Mekke’de Yaşanan Kıtlık Yılı

Müşriklerin boykotu kaç yıl sürdü? Müşriklerin, Müslümanlara uyguladığı boykot ve Mekke’de yaşanan remâde (kıtlık) yılı.

Muhassab, Ebtah, Bathâ, Hayfu Benî Kinâne… Hepsi de bir yere verilen isim… Kureyş’in küfür üzere, Benî Hâşim ile bütün bağları koparmak ve alâkayı kesmek üzere yeminleştiği yer…

MEKKE DÖNEMİNDEKİ BOYKOT YILLARI

Müşrikler, Habeşistan muhâcirlerini Necâşî’den geri alma husûsunda başarısızlığa uğrayınca Mekke’deki Müslümanlara yaptıkları işkenceleri iyice şiddetlendirdiler ve Rasûlullah (s.a.v) Efendimiz’i öldürmeye azmettiler. Bunun üzerine Abdülmuttalib Oğulları, Peygamber (s.a.v) Efendimiz’i de alarak Ebû Tâlib mahallesinde (Şıʻb’da) toplanmaya ve Allah Rasûlü’nü orada himâye etmeye karar verdiler. Müslümanı kâfiri hepsi oraya toplandı, sâdece Ebû Leheb onlara katılmadı.

Kureyş de Peygamberimiz’i öldürmeleri için kendilerine teslim edinceye kadar onlarla oturup kalkmamaya, gidip gelmemeye, alışveriş etmemeye, evlerine girmemeye karar verdiler ve bunu bir sahifeye yazdılar. Hâşimoğulları, Şıʻb’da üç sene kaldılar. Çok şiddetli belâları, sıkıntılara ve açlığa mâruz kaldılar.

Cenâb-ı Hakk’ın emrine riâyet, âhireti dünyaya tercih ve Allah -azze ve celle- Hazretleri’nin rızâsının yanında dünyanın nazarlarında çok değersiz olması, ashâb-ı kirâmın bu kadar meşakkate sabretmelerini sağladı.

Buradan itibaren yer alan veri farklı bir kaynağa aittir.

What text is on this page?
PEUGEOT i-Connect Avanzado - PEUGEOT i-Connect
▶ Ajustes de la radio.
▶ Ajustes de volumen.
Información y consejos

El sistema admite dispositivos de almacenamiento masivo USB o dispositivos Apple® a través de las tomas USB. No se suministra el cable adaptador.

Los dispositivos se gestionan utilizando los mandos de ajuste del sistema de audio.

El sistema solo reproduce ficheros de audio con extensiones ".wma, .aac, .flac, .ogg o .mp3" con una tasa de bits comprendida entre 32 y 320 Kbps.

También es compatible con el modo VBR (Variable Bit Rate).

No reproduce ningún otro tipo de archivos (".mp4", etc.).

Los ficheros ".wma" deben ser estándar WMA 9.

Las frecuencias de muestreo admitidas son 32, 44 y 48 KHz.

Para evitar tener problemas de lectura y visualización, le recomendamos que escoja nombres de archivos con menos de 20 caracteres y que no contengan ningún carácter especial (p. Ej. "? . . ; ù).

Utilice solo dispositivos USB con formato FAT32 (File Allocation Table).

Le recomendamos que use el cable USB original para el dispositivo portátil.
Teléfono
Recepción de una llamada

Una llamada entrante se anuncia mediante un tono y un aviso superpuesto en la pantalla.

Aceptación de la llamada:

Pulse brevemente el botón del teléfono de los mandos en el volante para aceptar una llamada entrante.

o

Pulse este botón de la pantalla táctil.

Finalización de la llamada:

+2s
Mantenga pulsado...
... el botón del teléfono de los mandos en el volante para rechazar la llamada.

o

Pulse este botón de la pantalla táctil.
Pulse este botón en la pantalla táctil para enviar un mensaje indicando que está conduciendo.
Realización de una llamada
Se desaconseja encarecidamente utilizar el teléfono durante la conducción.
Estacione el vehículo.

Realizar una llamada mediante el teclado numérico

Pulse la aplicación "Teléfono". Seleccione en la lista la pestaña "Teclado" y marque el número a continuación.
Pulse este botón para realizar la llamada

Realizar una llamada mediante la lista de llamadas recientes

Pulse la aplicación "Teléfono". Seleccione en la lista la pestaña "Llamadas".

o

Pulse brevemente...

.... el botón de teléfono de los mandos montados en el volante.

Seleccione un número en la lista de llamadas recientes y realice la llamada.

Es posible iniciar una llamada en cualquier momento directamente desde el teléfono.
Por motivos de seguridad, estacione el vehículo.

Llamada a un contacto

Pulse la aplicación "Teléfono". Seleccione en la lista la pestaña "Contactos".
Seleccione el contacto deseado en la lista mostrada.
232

Üçüncü senenin başında bazı müşrikler insâfa gelip yaptıkları bu zulmü ayıplamaya başladılar. Nihayet bu anlaşmayı bozmaya karar verdiler. Efendimiz (s.a.v) onlara, yazdıkları sahifede şirk ve zulüm sözlerinden başka bir şeyin kalmadığını haber verdi.

İbn-i İshâk, Mûsâ bin Ukbe ve Urve (r.a), bir kurtçuğun, Allah Teâlâ’nın isminin yazılı olduğu yerleri yiyip, zulüm ve alâkayı kesmeden bahseden yerleri bıraktığını haber verirler. (İbn-i Hacer, Fethu’l-Bârî, VII, 192)

İbn-i Hişâm’ın nakline göre ise kurtçuk, “Bismikallâhümme” yazısını bırakıp diğer hepsini yemiştir.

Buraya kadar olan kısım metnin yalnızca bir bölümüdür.